I asked ChatGPT about playing chess: it says tests have shown it makes an illega...

simonw · 2025-04-28T06:08:08 1745820488

Preventing an LLM from making illegal moves should be very simple: provide it with tool access to something that tells it if a move is legal or not, then watch it iterate in a loop until it finds a move that it is allowed to make.

I expect this would dramatically improve the chess playing abilities of the competent tool using models, such as O3.

toolslive · 2025-04-28T06:23:03 1745821383

or just present it with the list of legal moves and force it to pick from said list.

simonw · 2025-04-28T06:38:06 1745822286

I imagine there are points in a chess game, especially early on, where that list could have hundreds of moves - could use up a fair amount of tokens.
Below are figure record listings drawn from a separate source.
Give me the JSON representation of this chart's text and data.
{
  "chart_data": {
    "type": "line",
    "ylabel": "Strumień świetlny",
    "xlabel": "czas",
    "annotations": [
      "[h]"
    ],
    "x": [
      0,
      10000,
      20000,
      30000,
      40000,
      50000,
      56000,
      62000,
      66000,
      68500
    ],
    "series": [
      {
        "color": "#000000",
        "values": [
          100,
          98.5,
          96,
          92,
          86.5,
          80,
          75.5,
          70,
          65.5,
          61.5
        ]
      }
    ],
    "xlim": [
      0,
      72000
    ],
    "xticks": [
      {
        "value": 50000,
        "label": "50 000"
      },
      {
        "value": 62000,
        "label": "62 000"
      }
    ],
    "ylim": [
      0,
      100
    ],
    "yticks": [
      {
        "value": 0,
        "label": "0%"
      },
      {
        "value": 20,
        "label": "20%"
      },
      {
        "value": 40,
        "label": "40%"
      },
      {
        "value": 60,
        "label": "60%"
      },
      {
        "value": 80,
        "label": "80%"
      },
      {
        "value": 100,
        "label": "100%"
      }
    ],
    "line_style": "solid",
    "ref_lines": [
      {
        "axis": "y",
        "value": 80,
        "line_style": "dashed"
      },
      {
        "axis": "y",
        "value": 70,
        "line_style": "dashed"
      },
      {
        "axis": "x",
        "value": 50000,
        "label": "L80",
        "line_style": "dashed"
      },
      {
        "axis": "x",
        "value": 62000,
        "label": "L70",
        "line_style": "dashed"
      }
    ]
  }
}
toolslive · 2025-04-28T07:23:31 1745825011

Nope. The list is very limited. For the starting position: a3, a4, b3,b4,.......h3, h4, Na3, Nc3, Nf3, Nh3

That's 20 moves. the size grows a bit in the early middle game, but then drops again in the endgame. There do exist rather artificial positions with more than 200 legal moves, but the average number of legal moves in a position is around 40.

simonw · 2025-04-28T13:22:09 1745846529

Huh, that's really interesting, thanks.

I mentally counted the starting moves as being 8 pawns x2 = 16 pawn moves and 2x2 =4 4 knight moves, but then I doubled it for both sides to get 40 (which with hindsight was obviously wrong) and then assumed that once the pawns had moved a bit there would be more options from non-pawn pieces.
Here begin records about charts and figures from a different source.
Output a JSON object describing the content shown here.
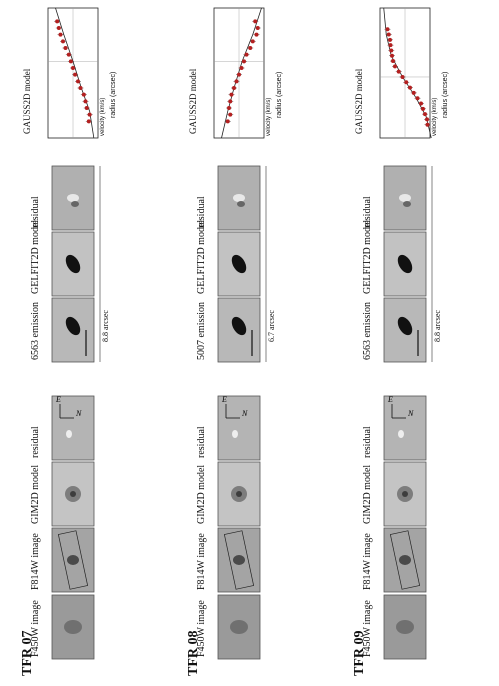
{
  "rows": [
    {
      "id": "TFR 07",
      "labels": [
        "F450W image",
        "F814W image",
        "GIM2D model",
        "residual",
        "6563 emission",
        "GELFIT2D model",
        "residual"
      ],
      "scale_label": "8.8 arcsec",
      "compass": {
        "n": "N",
        "e": "E"
      },
      "plot_ylabel": "GAUSS2D model",
      "plot_xlabel": "velocity (km/s)",
      "plot_rlabel": "radius (arcsec)",
      "velocity_ticks": [
        "−60",
        "−40",
        "−20",
        "0",
        "20",
        "40",
        "60"
      ],
      "radius_ticks": [
        "2",
        "1",
        "0",
        "−1"
      ]
    },
    {
      "id": "TFR 08",
      "labels": [
        "F450W image",
        "F814W image",
        "GIM2D model",
        "residual",
        "5007 emission",
        "GELFIT2D model",
        "residual"
      ],
      "scale_label": "6.7 arcsec",
      "compass": {
        "n": "N",
        "e": "E"
      },
      "plot_ylabel": "GAUSS2D model",
      "plot_xlabel": "velocity (km/s)",
      "plot_rlabel": "radius (arcsec)",
      "velocity_ticks": [
        "−40",
        "−20",
        "0",
        "20",
        "40"
      ],
      "radius_ticks": [
        "2",
        "1",
        "0",
        "−1"
      ]
    },
    {
      "id": "TFR 09",
      "labels": [
        "F450W image",
        "F814W image",
        "GIM2D model",
        "residual",
        "6563 emission",
        "GELFIT2D model",
        "residual"
      ],
      "scale_label": "8.8 arcsec",
      "compass": {
        "n": "N",
        "e": "E"
      },
      "plot_ylabel": "GAUSS2D model",
      "plot_xlabel": "velocity (km/s)",
      "plot_rlabel": "radius (arcsec)",
      "velocity_ticks": [
        "−100",
        "−50",
        "0",
        "50",
        "100"
      ],
      "radius_ticks": [
        "2",
        "1",
        "0",
        "−1",
        "−2"
      ]
    }
  ],
  "chart_data": [
    {
      "type": "scatter",
      "title": "TFR 07",
      "xlabel": "radius (arcsec)",
      "ylabel": "velocity (km/s)",
      "xlim": [
        2.3,
        -1.6
      ],
      "ylim": [
        -60,
        60
      ],
      "points": [
        [
          1.8,
          38
        ],
        [
          1.6,
          40
        ],
        [
          1.4,
          33
        ],
        [
          1.2,
          30
        ],
        [
          1.0,
          26
        ],
        [
          0.8,
          18
        ],
        [
          0.6,
          12
        ],
        [
          0.4,
          5
        ],
        [
          0.2,
          0
        ],
        [
          0.0,
          -5
        ],
        [
          -0.2,
          -10
        ],
        [
          -0.4,
          -18
        ],
        [
          -0.6,
          -24
        ],
        [
          -0.8,
          -30
        ],
        [
          -1.0,
          -34
        ],
        [
          -1.2,
          -38
        ]
      ],
      "model": [
        [
          2.3,
          50
        ],
        [
          1.5,
          40
        ],
        [
          0.8,
          20
        ],
        [
          0.0,
          0
        ],
        [
          -0.8,
          -22
        ],
        [
          -1.6,
          -42
        ]
      ]
    },
    {
      "type": "scatter",
      "title": "TFR 08",
      "xlabel": "radius (arcsec)",
      "ylabel": "velocity (km/s)",
      "xlim": [
        2.3,
        -1.6
      ],
      "ylim": [
        -40,
        40
      ],
      "points": [
        [
          1.8,
          -18
        ],
        [
          1.6,
          -14
        ],
        [
          1.4,
          -16
        ],
        [
          1.2,
          -14
        ],
        [
          1.0,
          -12
        ],
        [
          0.8,
          -8
        ],
        [
          0.6,
          -4
        ],
        [
          0.4,
          0
        ],
        [
          0.2,
          4
        ],
        [
          0.0,
          8
        ],
        [
          -0.2,
          12
        ],
        [
          -0.4,
          18
        ],
        [
          -0.6,
          22
        ],
        [
          -0.8,
          28
        ],
        [
          -1.0,
          30
        ],
        [
          -1.2,
          26
        ]
      ],
      "model": [
        [
          2.3,
          -28
        ],
        [
          1.5,
          -18
        ],
        [
          0.8,
          -8
        ],
        [
          0.0,
          5
        ],
        [
          -0.8,
          22
        ],
        [
          -1.6,
          36
        ]
      ]
    },
    {
      "type": "scatter",
      "title": "TFR 09",
      "xlabel": "radius (arcsec)",
      "ylabel": "velocity (km/s)",
      "xlim": [
        2.3,
        -2.6
      ],
      "ylim": [
        -100,
        100
      ],
      "points": [
        [
          1.8,
          90
        ],
        [
          1.6,
          88
        ],
        [
          1.4,
          80
        ],
        [
          1.2,
          72
        ],
        [
          1.0,
          64
        ],
        [
          0.8,
          50
        ],
        [
          0.6,
          35
        ],
        [
          0.4,
          20
        ],
        [
          0.2,
          5
        ],
        [
          0.0,
          -10
        ],
        [
          -0.2,
          -25
        ],
        [
          -0.4,
          -40
        ],
        [
          -0.6,
          -48
        ],
        [
          -0.8,
          -52
        ],
        [
          -1.0,
          -55
        ],
        [
          -1.2,
          -58
        ],
        [
          -1.4,
          -60
        ],
        [
          -1.6,
          -65
        ],
        [
          -1.8,
          -70
        ]
      ],
      "model": [
        [
          2.3,
          105
        ],
        [
          1.5,
          85
        ],
        [
          0.8,
          45
        ],
        [
          0.0,
          -10
        ],
        [
          -0.8,
          -55
        ],
        [
          -1.6,
          -75
        ],
        [
          -2.6,
          -85
        ]
      ]
    }
  ]
}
With an upper bound of ~200 in edge cases listing all possible moves wouldn't take up much room in the context at all. I wonder if it would give better results, too.

stavros · 2025-04-28T09:59:04 1745834344

You could also constrain the output grammar to legal moves, but if we're comparing its chess performance to humans', it would be unfair to not let it think.

bluefirebrand · 2025-04-28T21:28:25 1745875705

At any given time there are way more illegal moves than legal moves, though

red369 · 2025-04-28T08:15:18 1745828118

I have tried playing chess with ChatGPT a couple of times recently, and I found it was making illegal moves after about 4 or 5 moves.

The first few could be resolved by asking it to check its moves. After a few more, I was having to explain that knights can jump and therefore can’t be blocked. It was also trying to move pieces that weren’t there, onto squares alert occupied by its own pieces, and asking it to review was not getting anywhere. 10-15 moves is very optimistic, unless it’s counting each move by either side, i.e., White moves 5-8 times and Black moves 5-8 times. Even that seems optimistic, but the lower end could be right.

red369 · 2025-04-28T10:27:40 1745836060

I just tried again, and ChatGPT did much better. A notification said it was using GPT-4o mini, and it reached move 10 for White (me) before it lost the plot:

https://chatgpt.com/share/680f57b6-8554-800b-a042-f640224b91...

It didn't get much further with suggestions to review. Also, the small ASCII board it generated was incorrect much earlier, but it sometimes plays without that, so I let that go.